Renato Benvindo Frata
Não há, pelo que eu saiba, uma definição oficial para a expressão “ter dedo podre” usada geralmente como ‘fazer más escolhas em relação ao amor e às amizades’ e, no presente, caso, em relação às pessoas destinadas a compor a base administrativa e política do governo Bolsonaro. São tantos os desencontros que chego a me questionar se o despreparo à gestão administrativa (pelo que se sabe, antes de ser Presidente ele nunca administrara sequer uma quitanda) é que o leva a escolher tão mal seus assessores, ou se esses escolhidos e tidos de confiança, ficam em extrema balbúrdia que não se dão conta do exercício das funções para as quais foram contratados. Sim, porque o não se prevenir antes de escolher, é a característica de bagunça. Rememorar cada fato seria gotejar na mesma goteira, lembrando que o caso do último Ministro do STF com suas mazelas curriculares não explicadas convenientemente, ainda está a sangrar à nossa vista.
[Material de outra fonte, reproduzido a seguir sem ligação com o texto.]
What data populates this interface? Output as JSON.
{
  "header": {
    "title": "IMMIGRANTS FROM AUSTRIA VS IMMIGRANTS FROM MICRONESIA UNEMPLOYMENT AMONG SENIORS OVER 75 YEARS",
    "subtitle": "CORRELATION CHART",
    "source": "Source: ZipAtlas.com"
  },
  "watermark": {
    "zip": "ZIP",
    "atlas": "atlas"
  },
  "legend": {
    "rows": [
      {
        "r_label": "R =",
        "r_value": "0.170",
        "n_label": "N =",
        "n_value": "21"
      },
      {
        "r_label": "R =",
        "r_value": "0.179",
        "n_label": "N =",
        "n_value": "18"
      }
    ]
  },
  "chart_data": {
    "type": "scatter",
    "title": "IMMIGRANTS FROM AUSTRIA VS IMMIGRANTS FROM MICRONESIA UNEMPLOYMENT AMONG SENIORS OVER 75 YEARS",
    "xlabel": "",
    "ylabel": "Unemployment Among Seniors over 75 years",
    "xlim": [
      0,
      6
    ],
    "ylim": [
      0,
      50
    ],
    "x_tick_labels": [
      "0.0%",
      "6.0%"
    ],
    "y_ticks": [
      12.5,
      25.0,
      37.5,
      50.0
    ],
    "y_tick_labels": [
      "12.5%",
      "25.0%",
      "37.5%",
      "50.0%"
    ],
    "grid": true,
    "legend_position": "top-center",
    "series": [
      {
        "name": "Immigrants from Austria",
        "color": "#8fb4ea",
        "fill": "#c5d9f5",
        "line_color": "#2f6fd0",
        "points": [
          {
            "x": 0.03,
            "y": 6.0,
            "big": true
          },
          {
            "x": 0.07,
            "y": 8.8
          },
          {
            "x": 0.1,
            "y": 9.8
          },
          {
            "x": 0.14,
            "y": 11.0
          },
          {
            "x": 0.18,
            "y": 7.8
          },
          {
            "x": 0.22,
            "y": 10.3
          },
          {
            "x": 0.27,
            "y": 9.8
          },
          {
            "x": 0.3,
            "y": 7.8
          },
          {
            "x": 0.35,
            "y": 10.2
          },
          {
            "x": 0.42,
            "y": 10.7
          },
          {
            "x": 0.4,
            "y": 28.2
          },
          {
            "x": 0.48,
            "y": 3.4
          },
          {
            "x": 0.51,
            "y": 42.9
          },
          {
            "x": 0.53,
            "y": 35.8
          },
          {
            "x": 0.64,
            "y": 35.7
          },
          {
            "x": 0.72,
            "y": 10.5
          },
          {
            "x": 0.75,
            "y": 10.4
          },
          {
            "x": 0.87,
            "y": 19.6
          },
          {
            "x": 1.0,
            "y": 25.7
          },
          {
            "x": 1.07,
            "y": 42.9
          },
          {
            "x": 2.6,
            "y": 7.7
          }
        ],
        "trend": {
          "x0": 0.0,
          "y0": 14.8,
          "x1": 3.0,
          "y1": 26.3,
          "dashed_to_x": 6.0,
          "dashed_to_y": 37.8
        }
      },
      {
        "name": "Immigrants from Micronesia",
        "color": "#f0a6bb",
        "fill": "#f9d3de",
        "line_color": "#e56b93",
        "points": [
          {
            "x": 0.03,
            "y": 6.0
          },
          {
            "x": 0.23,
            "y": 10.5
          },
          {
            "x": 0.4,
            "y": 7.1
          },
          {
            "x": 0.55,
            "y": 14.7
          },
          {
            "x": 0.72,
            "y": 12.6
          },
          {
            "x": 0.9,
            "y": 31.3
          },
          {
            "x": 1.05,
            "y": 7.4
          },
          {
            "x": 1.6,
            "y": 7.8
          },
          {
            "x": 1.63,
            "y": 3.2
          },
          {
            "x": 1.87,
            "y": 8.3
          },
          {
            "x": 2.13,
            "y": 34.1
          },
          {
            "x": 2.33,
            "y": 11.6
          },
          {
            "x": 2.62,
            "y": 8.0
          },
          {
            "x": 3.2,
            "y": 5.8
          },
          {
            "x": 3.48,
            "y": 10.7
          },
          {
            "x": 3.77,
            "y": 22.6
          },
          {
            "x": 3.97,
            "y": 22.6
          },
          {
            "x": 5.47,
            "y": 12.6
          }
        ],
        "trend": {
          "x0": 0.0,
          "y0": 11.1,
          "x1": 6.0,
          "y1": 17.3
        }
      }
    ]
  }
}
Quem acompanha os noticiosos tem assistido aos casamentos, às paparicações e, de repente às separações, algumas tragicômicas, outras doloridas e todas, imperdoáveis, geralmente provocadas por denúncias de mal comportamento social, ou profissional, ou ético, ou moral, ou mesmo por extrema vaidade de um e outro lado; e especialmente pelo mau-caratismo dos forjadores de currículo que, levados ao conhecimento público causam nojo pela falta de brio, essência necessária ao homem, especialmente o público.
A bem da verdade, diga-se, a maioria das demissões tem sido provocada pela imprensa que não lhe dá trégua nem quando dirige sozinho e sem máscara um jet-ski, num braço de mar (essa é outra que ao torcer pelo touro, se chifra).
E, baboseiras à parte, é claro que ninguém traz grafado na testa seu grau de honestidade, de companheirismo, de assiduidade e eficiência, por isso existem os órgãos de segurança dotados dos mais sofisticados aparatos de investigação. Bastaria usá-los já que são pagos pelo erário.
Custará muito se prevenir-se e a nós, simples mortais, antes de convidar alguém para qualquer dos postos e com isso escarafunchar sua vida pregressa checando não só seu currículo, mas de como vem se comportando nos últimos vinte anos? Em que grau na análise desses convites está o comprometimento com a honestidade?
Sem generalizar, ao saber agora que o vice-líder do Governo no Senado Federal, o tal Chico Rodrigues, do DEM de Roraima teve sua casa e sua cueca vasculhadas pela PF a mando do STF em razão de fortes indícios de roubalheira de verbas destinadas à saúde, especialmente ao combate da Covid-19, é de se questionar se não é chegada a hora de o presidente procurar na medicina cura eficaz para seu dedo, ou, uma benzedeira porreta para que os benza deixando-os aptos para escolhas.
E nessa oportunidade, aproveite o profissional e faça o mesmo com o seu corpo inteiro e a alma de permeio, para que deixe de tanta fanfarronice enquanto sonha como Sancho Pança e passe administrar com seriedade.
Quem leu Miguel de Cervantes saberá do que falo.